Serali had scrubbed these same floors for over a century. She had lived in the palace for longer, but the cleaning started when Queen Rania grew tired of more inventive punishments and settled instead on the cruelty of routine. Every morning, before the first bell, she was sent with a bucket and brush to the lowest corridors, where the cold pooled and the only light was the blue shimmer off the obsidian tiles. Later, she would be reassigned to the kitchens, or the laundries, or sometimes to the little chapel where the old priests sang their private, indecipherable songs. It didn’t matter. The work was the same: erase yourself, erase the evidence, and leave nothing for anyone else to trip over.

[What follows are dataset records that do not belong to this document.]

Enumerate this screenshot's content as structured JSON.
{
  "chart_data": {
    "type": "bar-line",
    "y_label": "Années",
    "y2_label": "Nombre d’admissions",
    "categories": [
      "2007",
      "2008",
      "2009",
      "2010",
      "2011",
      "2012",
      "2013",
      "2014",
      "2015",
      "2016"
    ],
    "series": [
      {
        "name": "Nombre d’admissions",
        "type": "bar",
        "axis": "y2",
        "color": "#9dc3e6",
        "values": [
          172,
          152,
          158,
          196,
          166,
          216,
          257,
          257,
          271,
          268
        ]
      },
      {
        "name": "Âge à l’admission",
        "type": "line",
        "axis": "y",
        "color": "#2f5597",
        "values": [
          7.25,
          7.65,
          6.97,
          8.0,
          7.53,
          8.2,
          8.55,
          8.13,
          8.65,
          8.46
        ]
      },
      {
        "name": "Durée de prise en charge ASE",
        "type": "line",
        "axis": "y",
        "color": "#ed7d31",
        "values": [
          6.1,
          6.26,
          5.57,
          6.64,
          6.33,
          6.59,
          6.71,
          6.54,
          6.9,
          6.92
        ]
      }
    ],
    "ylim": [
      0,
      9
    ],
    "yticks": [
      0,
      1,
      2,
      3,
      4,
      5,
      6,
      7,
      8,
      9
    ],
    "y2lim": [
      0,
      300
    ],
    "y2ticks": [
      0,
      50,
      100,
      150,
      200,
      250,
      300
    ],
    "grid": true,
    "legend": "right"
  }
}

When the pain became monotony, she let the memories in.
She was the bastard of the Xuiven king. That was not the word they used in the palace, but she had heard it whispered enough in the early years to understand what it meant. Her mother, Thelara, had served in the court of Lyehira as lady-in-waiting, a position of honor until it became something else. The king had seen Thelara in a corridor very much like this one and called her to his chamber. There was no refusal in the palace, only degrees of silence. When her mother’s belly began to swell, she ran.
She ran not for love, nor hope, nor even dignity. She ran because Rania had noticed her in the Queen’s receiving room, had let her gaze settle on the rounding of Thelara’s belly and the way her hands hovered in quiet protection there. She ran because she had seen the bruised faces of the others who had drawn the Queen’s ire and come away with more than just a ruined reputation. She ran because the king, Vulmar, had sent for her by name twice in one week, and there was only one reason a king sent for a lady who’d tried so hard to disappear.
Serali’s earliest memories were not of palace corridors but of a wood-smoke cottage on the edge of the frost-bound wastes. Thelara had found a man there, a woodworker with hands broad enough to crack walnuts and a laugh that rang through the rafters, and he had taken them both in. They lived for years like a secret, and Serali came to believe that this was the whole world: the little house, the pungent sawdust, the goats that butted her shins, her mother’s arms. Even when another child came, a girl named Kira, smaller and more delicate than Serali ever was, there was no division. The woodworker taught Serali to split kindling and make tea; her mother sang in the evenings, old songs from the palace twisted with new words to fit their hidden life. Kira chased Serali through the mud and sometimes managed to catch her, though never for long.
If it had not been for the eyes, perhaps it would have lasted.
It was the eyes, the deep violet, flecked with silver, not seen in the province for three generations, that marked her. Her mother tried to hide it, to keep her indoors or in the deepest woods.
But the eyes always found a way to show themselves.
She was thirteen when the soldiers came.